You can then use PROC SUVEYMEANS to compute age-adjusted mortality rates for Florida and California. The procedure specification in the following SAS statements is the same as when you compute the crude rates, except that you add a POSTSTRATA statement, which specifies poststratification on the variable `Age`

, and the PSPCT= option, which specifies that the population proportions be contained in the data set `USbyAge`

.

proc surveymeans data=Florida ratio rate=.5; cluster fips; weight SamplingWeight; var deaths population; poststrata age / pspct=USbyAge; ratio 'Florida Standardized Mortality Rate' deaths/population; run;

proc surveymeans data=California ratio rate=.5; cluster fips; weight SamplingWeight; var deaths population; poststrata age / pspct=USbyAge; ratio 'California Standardized Mortality Rate' deaths/population; run;

Output 5 and Output 6 show the estimation results. The age-adjusted mortality rates for Florida and California are 0.70% and 0.48%, respectively. The ratio of the age-adjusted mortality rates is 1.45. Therefore, on an age-adjusted basis, the mortality rate in Florida in 1968 is almost 1.5 times the mortality rate in California in the same year.

Output 5: Standardized Mortality Rate for Florida

The SURVEYMEANS Procedure

Data Summary | |
---|---|

Number of Clusters | 34 |

Number of Poststrata | 13 |

Number of Observations | 442 |

Sum of Weights | 871 |

Ratio Analysis: Florida Standardized Mortality Rate |
|||
---|---|---|---|

Numerator | Denominator | Ratio | Std Err |

Deaths | Population | 0.006952 | 0.000248 |

Output 6: Standardized Mortality Rate for California

The SURVEYMEANS Procedure

Data Summary | |
---|---|

Number of Clusters | 29 |

Number of Poststrata | 13 |

Number of Observations | 377 |

Sum of Weights | 754 |

Ratio Analysis: California Standardized Mortality Rate |
|||
---|---|---|---|

Numerator | Denominator | Ratio | Std Err |

Deaths | Population | 0.004791 | 0.000385 |

Curtin, L. R. and Klein, R. J. (1995), “Direct Standardization (Age-Adjusted Death Rates),” Healthy People 2000: Statistical Notes, DHHS Publication No. (PHS) 95-1237.

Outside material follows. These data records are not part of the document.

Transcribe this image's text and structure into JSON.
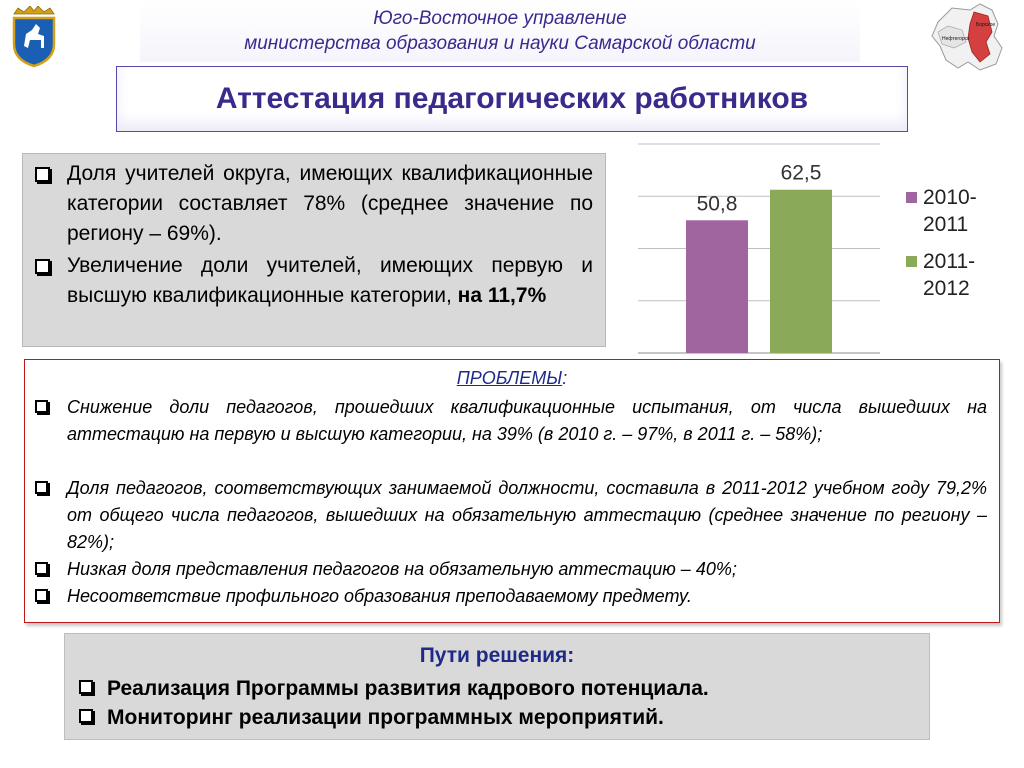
{
  "header": {
    "line1": "Юго-Восточное управление",
    "line2": "министерства образования и науки Самарской области"
  },
  "title": "Аттестация педагогических работников",
  "facts": [
    "Доля учителей округа, имеющих квалификационные категории составляет 78% (среднее значение по региону – 69%).",
    {
      "text": "Увеличение доли учителей, имеющих первую и высшую квалификационные категории, ",
      "bold": "на 11,7%"
    }
  ],
  "problems": {
    "heading": "ПРОБЛЕМЫ",
    "colon": ":",
    "items": [
      "Снижение доли педагогов, прошедших квалификационные испытания, от числа вышедших на аттестацию на первую и высшую категории, на 39% (в 2010 г. – 97%, в 2011 г. – 58%);",
      "Доля педагогов, соответствующих занимаемой должности, составила в 2011-2012 учебном году 79,2% от общего числа педагогов, вышедших на обязательную аттестацию (среднее значение по региону – 82%);",
      "Низкая доля представления педагогов на обязательную аттестацию – 40%;",
      "Несоответствие  профильного образования  преподаваемому предмету."
    ]
  },
  "solutions": {
    "heading": "Пути решения:",
    "items": [
      "Реализация Программы  развития кадрового потенциала.",
      "Мониторинг реализации программных мероприятий."
    ]
  },
  "map_labels": [
    "Борское",
    "Нефтегорск"
  ],
  "chart_data": {
    "type": "bar",
    "categories": [
      ""
    ],
    "series": [
      {
        "name": "2010-2011",
        "values": [
          50.8
        ],
        "label": "50,8",
        "color": "#a0649e"
      },
      {
        "name": "2011-2012",
        "values": [
          62.5
        ],
        "label": "62,5",
        "color": "#8aaa5a"
      }
    ],
    "ylim": [
      0,
      80
    ],
    "grid": true,
    "legend": "right"
  }
}
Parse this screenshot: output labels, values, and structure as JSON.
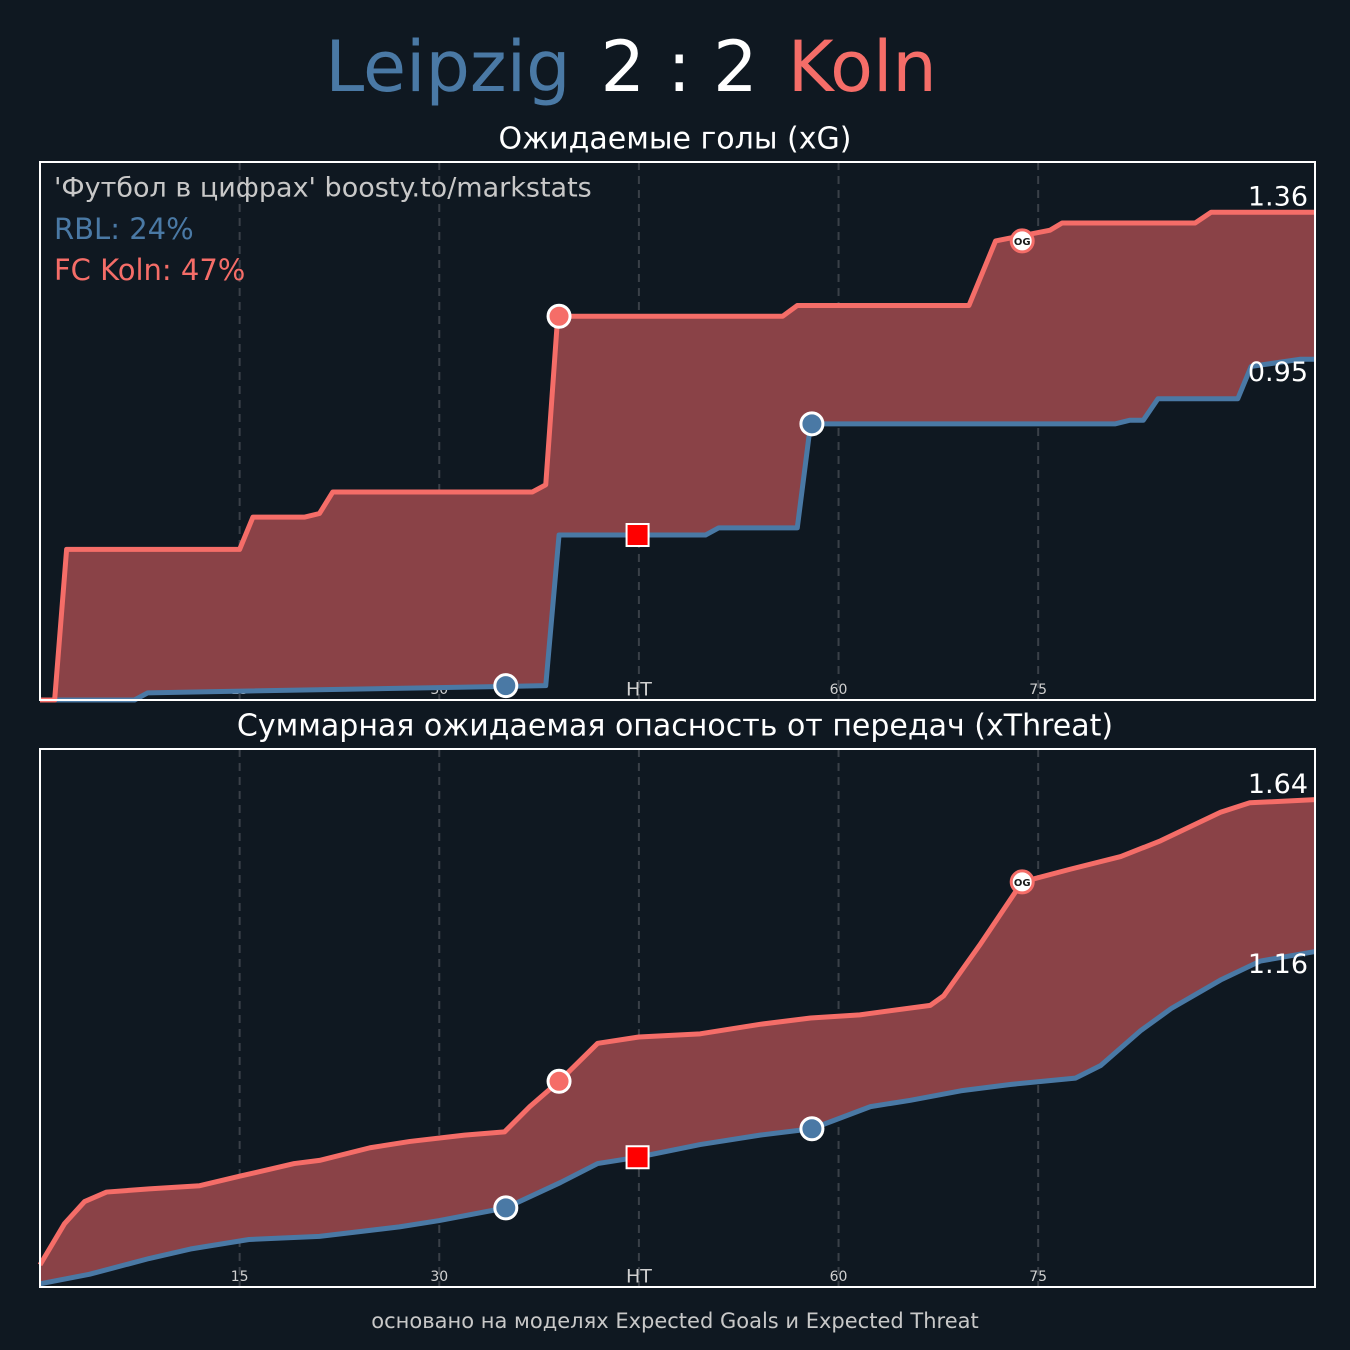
{
  "header": {
    "home": "Leipzig",
    "score": "2 : 2",
    "away": "Koln",
    "home_color": "#4a79a5",
    "score_color": "#ffffff",
    "away_color": "#f56d68"
  },
  "footer": "основано на моделях Expected Goals и Expected Threat",
  "chart_data": [
    {
      "type": "line",
      "title": "Ожидаемые голы (xG)",
      "annotation": "'Футбол в цифрах' boosty.to/markstats",
      "xlim": [
        0,
        95.8
      ],
      "xticks": [
        15,
        30,
        {
          "value": 45,
          "label": "HT"
        },
        60,
        75
      ],
      "ylim": [
        0,
        1.5
      ],
      "grid": true,
      "fill_color": "#8a4247",
      "series": [
        {
          "name": "RBL: 24%",
          "color": "#4a79a5",
          "x": [
            0,
            7.1,
            8.1,
            38,
            39,
            50,
            51,
            56.9,
            57.9,
            80.8,
            81.9,
            82.9,
            84,
            90,
            91,
            94.7,
            95.8
          ],
          "values": [
            0,
            0,
            0.02,
            0.04,
            0.46,
            0.46,
            0.48,
            0.48,
            0.77,
            0.77,
            0.78,
            0.78,
            0.84,
            0.84,
            0.93,
            0.95,
            0.95
          ]
        },
        {
          "name": "FC Koln: 47%",
          "color": "#f56d68",
          "x": [
            0,
            1.1,
            2.0,
            15,
            16,
            19.9,
            21,
            22,
            37,
            38,
            38.9,
            55.8,
            56.9,
            69.8,
            71.8,
            75.9,
            76.8,
            86.8,
            88,
            95.8
          ],
          "values": [
            0,
            0,
            0.42,
            0.42,
            0.51,
            0.51,
            0.52,
            0.58,
            0.58,
            0.6,
            1.07,
            1.07,
            1.1,
            1.1,
            1.28,
            1.31,
            1.33,
            1.33,
            1.36,
            1.36
          ]
        }
      ],
      "markers": [
        {
          "x": 35,
          "y": 0.04,
          "color": "#4a79a5",
          "shape": "circle"
        },
        {
          "x": 39,
          "y": 1.07,
          "color": "#f56d68",
          "shape": "circle"
        },
        {
          "x": 44.9,
          "y": 0.46,
          "color": "#ff0000",
          "shape": "square"
        },
        {
          "x": 58,
          "y": 0.77,
          "color": "#4a79a5",
          "shape": "circle"
        },
        {
          "x": 73.8,
          "y": 1.28,
          "color": "#f56d68",
          "shape": "circle",
          "label": "OG"
        }
      ]
    },
    {
      "type": "line",
      "title": "Суммарная ожидаемая опасность от передач (xThreat)",
      "xlim": [
        0,
        95.8
      ],
      "xticks": [
        15,
        30,
        {
          "value": 45,
          "label": "HT"
        },
        60,
        75
      ],
      "ylim": [
        0.1,
        1.8
      ],
      "grid": true,
      "fill_color": "#8a4247",
      "series": [
        {
          "color": "#4a79a5",
          "x": [
            0,
            3.7,
            8.2,
            11.3,
            15.7,
            21,
            27,
            30,
            35,
            39.1,
            41.9,
            44.9,
            49.6,
            54.1,
            58,
            62.4,
            65.4,
            69.2,
            72.9,
            77.8,
            79.7,
            82.7,
            85,
            88.7,
            91.7,
            95.8
          ],
          "values": [
            0.11,
            0.14,
            0.19,
            0.22,
            0.25,
            0.26,
            0.29,
            0.31,
            0.35,
            0.43,
            0.49,
            0.51,
            0.55,
            0.58,
            0.6,
            0.67,
            0.69,
            0.72,
            0.74,
            0.76,
            0.8,
            0.91,
            0.98,
            1.07,
            1.13,
            1.16
          ]
        },
        {
          "color": "#f56d68",
          "x": [
            0,
            1.84,
            3.35,
            5,
            8.2,
            12,
            15,
            19.1,
            21,
            24.8,
            27.8,
            31.9,
            34.9,
            36.8,
            39,
            41.9,
            45,
            49.6,
            54.1,
            57.9,
            61.6,
            66.9,
            67.9,
            70.6,
            73.8,
            77.4,
            81.2,
            84.2,
            85.7,
            88.7,
            90.9,
            95.8
          ],
          "values": [
            0.17,
            0.3,
            0.37,
            0.4,
            0.41,
            0.42,
            0.45,
            0.49,
            0.5,
            0.54,
            0.56,
            0.58,
            0.59,
            0.67,
            0.75,
            0.87,
            0.89,
            0.9,
            0.93,
            0.95,
            0.96,
            0.99,
            1.02,
            1.18,
            1.38,
            1.42,
            1.46,
            1.51,
            1.54,
            1.6,
            1.63,
            1.64
          ]
        }
      ],
      "markers": [
        {
          "x": 35,
          "y": 0.35,
          "color": "#4a79a5",
          "shape": "circle"
        },
        {
          "x": 39,
          "y": 0.75,
          "color": "#f56d68",
          "shape": "circle"
        },
        {
          "x": 44.9,
          "y": 0.51,
          "color": "#ff0000",
          "shape": "square"
        },
        {
          "x": 58,
          "y": 0.6,
          "color": "#4a79a5",
          "shape": "circle"
        },
        {
          "x": 73.8,
          "y": 1.38,
          "color": "#f56d68",
          "shape": "circle",
          "label": "OG"
        }
      ]
    }
  ]
}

Ingram, D. D. and Franco, S. J. (2012), “NCHS Urban-Rural Classification Scheme for Counties,” Vital and Health Statistics, Series 2: Data Evaluation and Methods Research no. 154, DHHS publication no. (PHS) 2012-1354.

Lehtonen, R. and Pahkinen, E. (2004),

*Practical Methods for Design and Analysis of Complex Surveys*, 2nd Edition, Chichester, UK: John Wiley & Sons.Lohr, S. L. (2010),

*Sampling: Design and Analysis*, 2nd Edition, Boston: Brooks/Cole.Särndal, C. E., Swensson, B., and Wretman, J. (1992),

*Model Assisted Survey Sampling*, New York: Springer-Verlag.